In der «Jung & Alt»-Kolumne schreibt unsere Autorin Samantha Zaugg, 26, alternierend mit Ludwig Hasler, Philosoph und Publizist, 76. Diese Woche erklärt Hasler, warum er gerne auch Autoren liest, deren Meinung er nicht teilt.
Liebe Samantha
Eine Freundin wirft ein: Wie könnt ihr über Fleisch und Sex und Alter sprechen – wo das Impfen grad die Gesellschaft entzweit, Wut und Empörung anheizt? Meine Antwort: Es könnte zusammenhängen.
Kurz zu deiner Frage: Ich, Generation Woodstock? Also ich sicher nicht. Der Exzess, den ich «metaphysisch» nannte, war total körperlich, aber persönlich, intim, kein Rudel-Delirium. Damit experimentierten Vereinzelte, meist herrschte mehr brave Schlager- als wilde Popkultur. Flower Power? LSD-Trip? Timothy Learys «Sex, Drogen, kosmisches Bewusstsein»? Zog Künstler an, wurde nie Breitensport. Nein, weit her war es nicht mit der sexuellen Befreiung. Und heute?

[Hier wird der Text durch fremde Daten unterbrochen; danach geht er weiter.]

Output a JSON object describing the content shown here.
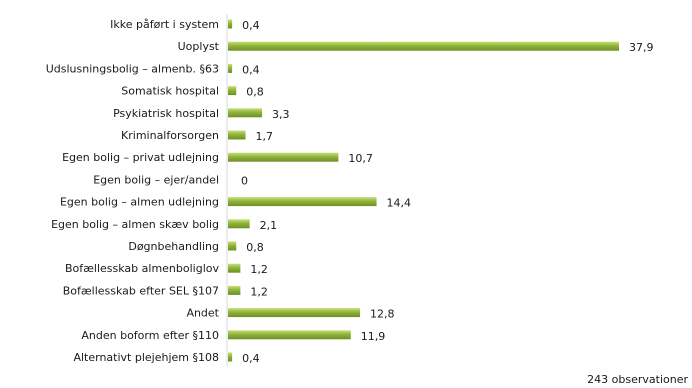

Zurück zum Zwischenruf. Impfdrama – mit anschwellendem Eifern und Geifern, der Gereiztheit hin und her. Frage: Rastet so aus, wer sinnlich zufrieden ist? Allein am Impfen kann das unmöglich liegen. Das nähmen wir gelassener, wären wir nicht sowieso schon durchgestresst. Wovon bloss? Es geht uns doch fabelhaft. So gut und reich und sicher lebten Menschen nie. Warum macht es uns dann nicht richtig froh? Wären wir vergnügt unterwegs, lachten wir einfach los, wo wir andere daneben finden. Woher diese belämmerte aggressive Humorlosigkeit? Fühlen wir uns gegenseitig bedroht?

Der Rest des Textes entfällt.